Among the works slated for auction are Pablo Picasso’s 1919 Guitare sur une table, whose estimated value is between $20 million and $30 million; Auguste Renoir’s 1905 Les fraises, expected to fetch between $3 million and $4 million; and Francis Bacon’s 1963 triptych Three Studies for Portrait of Henrietta Moraes, valued at roughly $35 million. According to Sotheby’s, the Bacon work has not been to market since Paley purchased it from New York’s Marlborough Gallery the year it was made. Other paintings going on the block include those by Pierre Bonnard, Andre Derain, Joan Miró, and Pierre-August Renoir. The works will be sold at auctions taking place in London and New York in October and November.
Because the works were under MoMA’s stewardship, rather than officially part of its collection, the auction is not considered an example of deaccessioning, a controversial practice that has been increasingly weighed by museums in recent years as they seek to diversify their holdings.

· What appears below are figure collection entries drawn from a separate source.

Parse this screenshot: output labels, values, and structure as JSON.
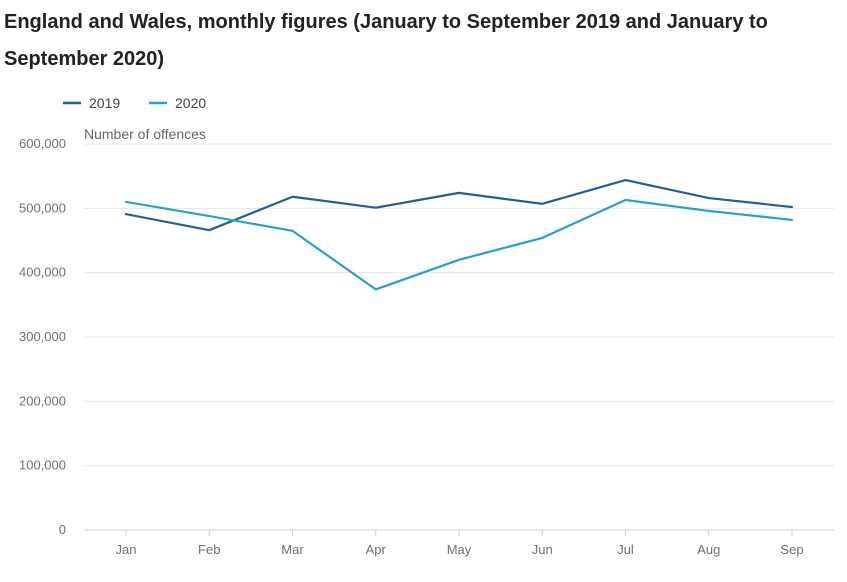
{
  "chart_data": {
    "type": "line",
    "title": "England and Wales, monthly figures (January to September 2019 and January to September 2020)",
    "ylabel": "Number of offences",
    "xlabel": "",
    "categories": [
      "Jan",
      "Feb",
      "Mar",
      "Apr",
      "May",
      "Jun",
      "Jul",
      "Aug",
      "Sep"
    ],
    "ylim": [
      0,
      600000
    ],
    "yticks": [
      0,
      100000,
      200000,
      300000,
      400000,
      500000,
      600000
    ],
    "ytick_labels": [
      "0",
      "100,000",
      "200,000",
      "300,000",
      "400,000",
      "500,000",
      "600,000"
    ],
    "grid": true,
    "legend_position": "top-left",
    "series": [
      {
        "name": "2019",
        "color": "#206095",
        "values": [
          491000,
          466000,
          518000,
          501000,
          524000,
          507000,
          544000,
          516000,
          502000
        ]
      },
      {
        "name": "2020",
        "color": "#27a0cc",
        "values": [
          510000,
          488000,
          465000,
          374000,
          420000,
          454000,
          513000,
          496000,
          482000
        ]
      }
    ]
  }
}
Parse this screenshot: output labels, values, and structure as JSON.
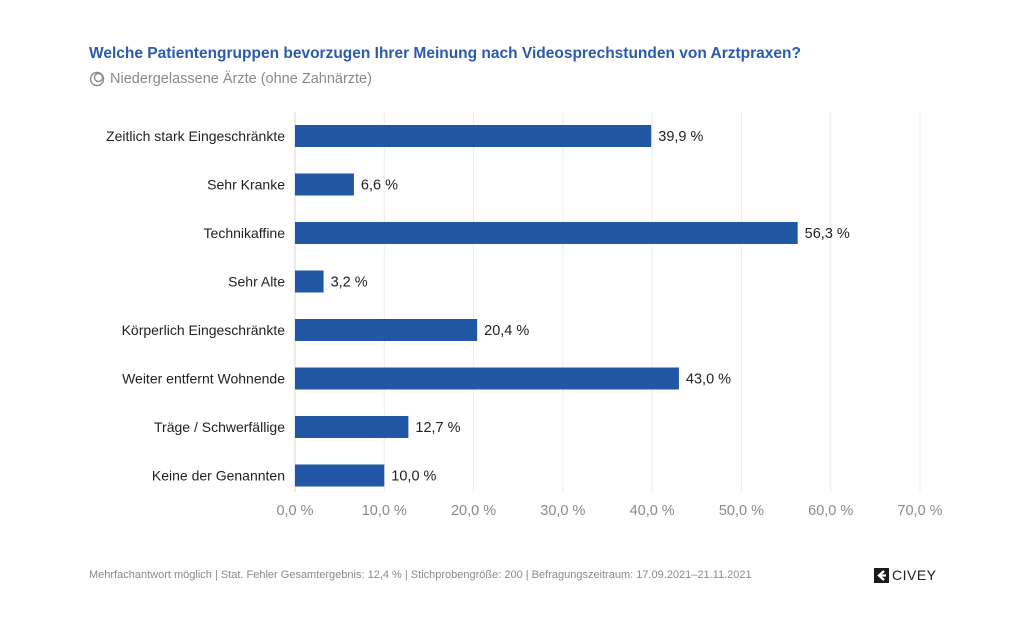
{
  "header": {
    "title": "Welche Patientengruppen bevorzugen Ihrer Meinung nach Videosprechstunden von Arztpraxen?",
    "subtitle": "Niedergelassene Ärzte (ohne Zahnärzte)",
    "subtitle_icon": "target-group-icon"
  },
  "footer": {
    "note": "Mehrfachantwort möglich | Stat. Fehler Gesamtergebnis: 12,4 % | Stichprobengröße: 200 | Befragungszeitraum: 17.09.2021–21.11.2021",
    "logo_text": "CIVEY",
    "logo_icon": "civey-logo-icon"
  },
  "colors": {
    "title": "#2a5caa",
    "bar": "#2257a5",
    "axis_text": "#8a8a8a",
    "label_text": "#222222",
    "grid": "#ececec"
  },
  "chart_data": {
    "type": "bar",
    "orientation": "horizontal",
    "title": "Welche Patientengruppen bevorzugen Ihrer Meinung nach Videosprechstunden von Arztpraxen?",
    "subtitle": "Niedergelassene Ärzte (ohne Zahnärzte)",
    "categories": [
      "Zeitlich stark Eingeschränkte",
      "Sehr Kranke",
      "Technikaffine",
      "Sehr Alte",
      "Körperlich Eingeschränkte",
      "Weiter entfernt Wohnende",
      "Träge / Schwerfällige",
      "Keine der Genannten"
    ],
    "values": [
      39.9,
      6.6,
      56.3,
      3.2,
      20.4,
      43.0,
      12.7,
      10.0
    ],
    "value_labels": [
      "39,9 %",
      "6,6 %",
      "56,3 %",
      "3,2 %",
      "20,4 %",
      "43,0 %",
      "12,7 %",
      "10,0 %"
    ],
    "xlabel": "",
    "ylabel": "",
    "xlim": [
      0,
      70
    ],
    "xticks": [
      0,
      10,
      20,
      30,
      40,
      50,
      60,
      70
    ],
    "xtick_labels": [
      "0,0 %",
      "10,0 %",
      "20,0 %",
      "30,0 %",
      "40,0 %",
      "50,0 %",
      "60,0 %",
      "70,0 %"
    ],
    "grid": true,
    "legend": "none"
  }
}
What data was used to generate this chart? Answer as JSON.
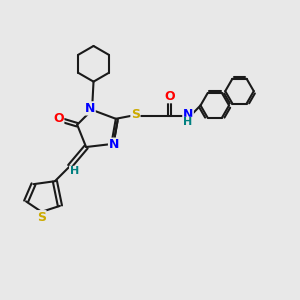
{
  "bg_color": "#e8e8e8",
  "bond_color": "#1a1a1a",
  "atom_colors": {
    "N": "#0000ff",
    "O": "#ff0000",
    "S": "#ccaa00",
    "H": "#008080",
    "C": "#1a1a1a"
  },
  "line_width": 1.5,
  "font_size": 8.5
}
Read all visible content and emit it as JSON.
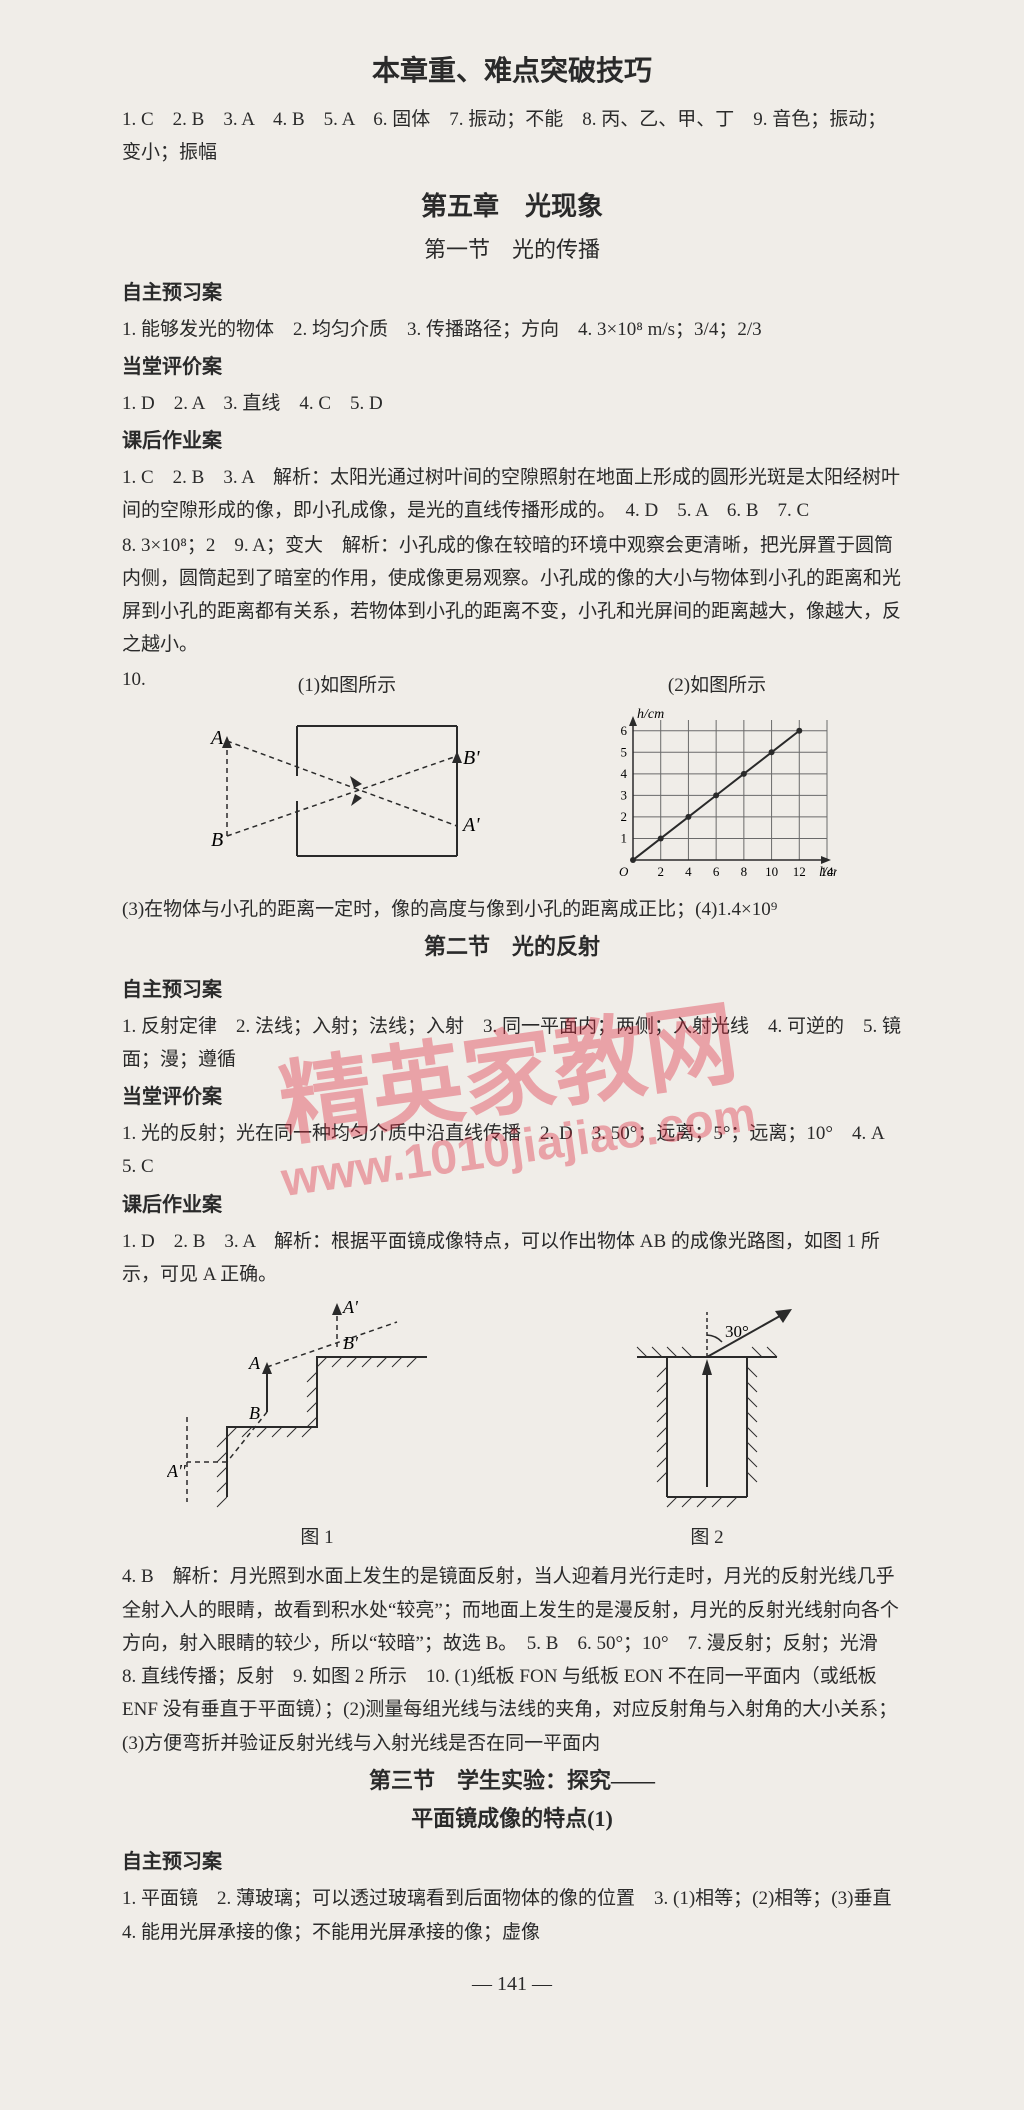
{
  "page_number": "141",
  "watermark": {
    "line1": "精英家教网",
    "line2": "www.1010jiajiao.com"
  },
  "top_block": {
    "title": "本章重、难点突破技巧",
    "answers": "1. C　2. B　3. A　4. B　5. A　6. 固体　7. 振动；不能　8. 丙、乙、甲、丁　9. 音色；振动；变小；振幅"
  },
  "chapter5": {
    "title": "第五章　光现象",
    "section1": {
      "title": "第一节　光的传播",
      "preview_heading": "自主预习案",
      "preview": "1. 能够发光的物体　2. 均匀介质　3. 传播路径；方向　4. 3×10⁸ m/s；3/4；2/3",
      "class_heading": "当堂评价案",
      "class": "1. D　2. A　3. 直线　4. C　5. D",
      "homework_heading": "课后作业案",
      "homework_p1": "1. C　2. B　3. A　解析：太阳光通过树叶间的空隙照射在地面上形成的圆形光斑是太阳经树叶间的空隙形成的像，即小孔成像，是光的直线传播形成的。　4. D　5. A　6. B　7. C",
      "homework_p2": "8. 3×10⁸；2　9. A；变大　解析：小孔成的像在较暗的环境中观察会更清晰，把光屏置于圆筒内侧，圆筒起到了暗室的作用，使成像更易观察。小孔成的像的大小与物体到小孔的距离和光屏到小孔的距离都有关系，若物体到小孔的距离不变，小孔和光屏间的距离越大，像越大，反之越小。",
      "q10_label": "10.",
      "fig1_label": "(1)如图所示",
      "fig2_label": "(2)如图所示",
      "after_figs": "(3)在物体与小孔的距离一定时，像的高度与像到小孔的距离成正比；(4)1.4×10⁹",
      "chart2": {
        "type": "line",
        "xlabel": "l/cm",
        "ylabel": "h/cm",
        "xlim": [
          0,
          14
        ],
        "ylim": [
          0,
          6.5
        ],
        "xticks": [
          0,
          2,
          4,
          6,
          8,
          10,
          12,
          14
        ],
        "yticks": [
          0,
          1,
          2,
          3,
          4,
          5,
          6
        ],
        "grid_color": "#6a6a6a",
        "background_color": "#f0ede8",
        "line_color": "#2a2a2a",
        "points": [
          [
            0,
            0
          ],
          [
            2,
            1
          ],
          [
            4,
            2
          ],
          [
            6,
            3
          ],
          [
            8,
            4
          ],
          [
            10,
            5
          ],
          [
            12,
            6
          ]
        ]
      },
      "diagram1": {
        "type": "ray-diagram",
        "labels": [
          "A",
          "B",
          "A'",
          "B'"
        ],
        "line_color": "#2a2a2a",
        "dash": "4 3"
      }
    },
    "section2": {
      "title": "第二节　光的反射",
      "preview_heading": "自主预习案",
      "preview": "1. 反射定律　2. 法线；入射；法线；入射　3. 同一平面内；两侧；入射光线　4. 可逆的　5. 镜面；漫；遵循",
      "class_heading": "当堂评价案",
      "class": "1. 光的反射；光在同一种均匀介质中沿直线传播　2. D　3. 50°；远离；5°；远离；10°　4. A　5. C",
      "homework_heading": "课后作业案",
      "homework_p1": "1. D　2. B　3. A　解析：根据平面镜成像特点，可以作出物体 AB 的成像光路图，如图 1 所示，可见 A 正确。",
      "fig1_cap": "图 1",
      "fig2_cap": "图 2",
      "diagram2a": {
        "type": "mirror-ray-diagram",
        "labels": [
          "A",
          "B",
          "A'",
          "B'",
          "A''"
        ],
        "line_color": "#2a2a2a",
        "hatch_color": "#2a2a2a"
      },
      "diagram2b": {
        "type": "reflection-diagram",
        "angle_label": "30°",
        "line_color": "#2a2a2a",
        "hatch_color": "#2a2a2a"
      },
      "homework_p2": "4. B　解析：月光照到水面上发生的是镜面反射，当人迎着月光行走时，月光的反射光线几乎全射入人的眼睛，故看到积水处“较亮”；而地面上发生的是漫反射，月光的反射光线射向各个方向，射入眼睛的较少，所以“较暗”；故选 B。　5. B　6. 50°；10°　7. 漫反射；反射；光滑　8. 直线传播；反射　9. 如图 2 所示　10. (1)纸板 FON 与纸板 EON 不在同一平面内（或纸板 ENF 没有垂直于平面镜）；(2)测量每组光线与法线的夹角，对应反射角与入射角的大小关系；(3)方便弯折并验证反射光线与入射光线是否在同一平面内"
    },
    "section3": {
      "title_line1": "第三节　学生实验：探究——",
      "title_line2": "平面镜成像的特点(1)",
      "preview_heading": "自主预习案",
      "preview": "1. 平面镜　2. 薄玻璃；可以透过玻璃看到后面物体的像的位置　3. (1)相等；(2)相等；(3)垂直",
      "preview2": "4. 能用光屏承接的像；不能用光屏承接的像；虚像"
    }
  }
}
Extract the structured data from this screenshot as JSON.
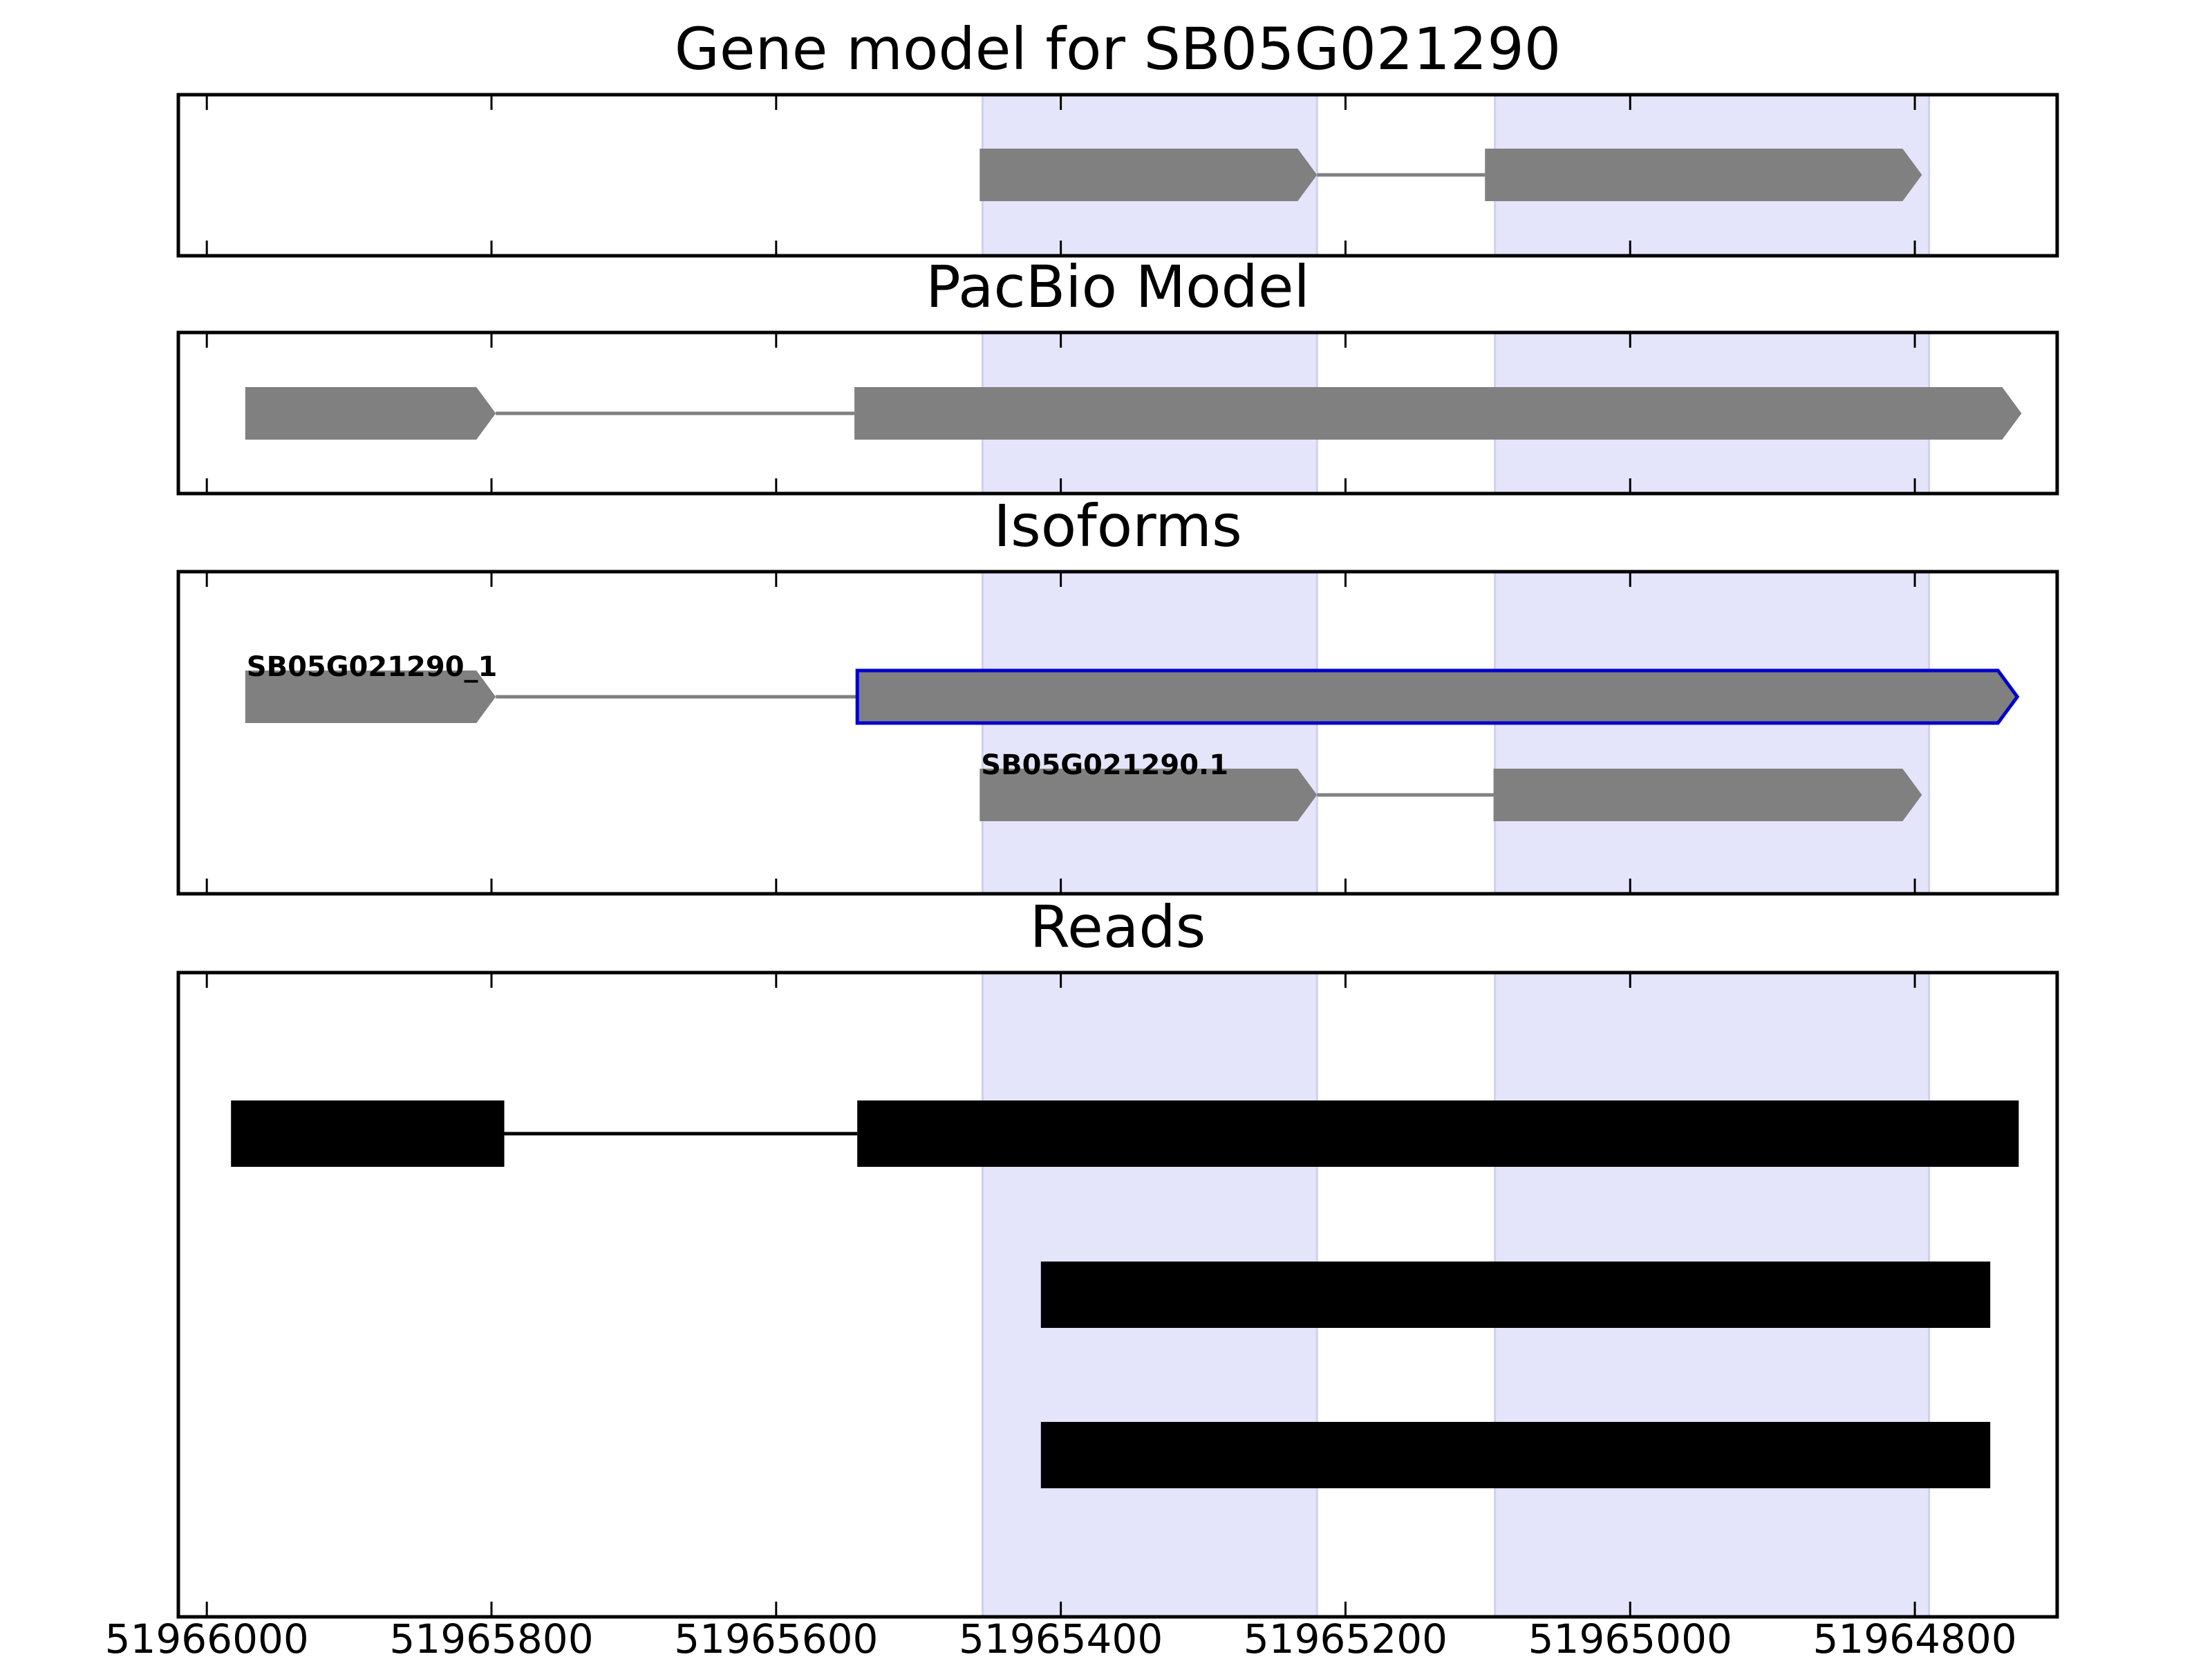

Paley, a longtime and avid collector of contemporary art, joined MoMA’s board in 1937, eight years after the musuem’s founding, and became its president in 1962, subsequently becoming chairman. He departed the role in 1985 and bequeathed the loan of the works through his foundation. The collection since his death has been the subject of two traveling exhibitions, one taking place in 1992 and the other running from 2012 to 2014.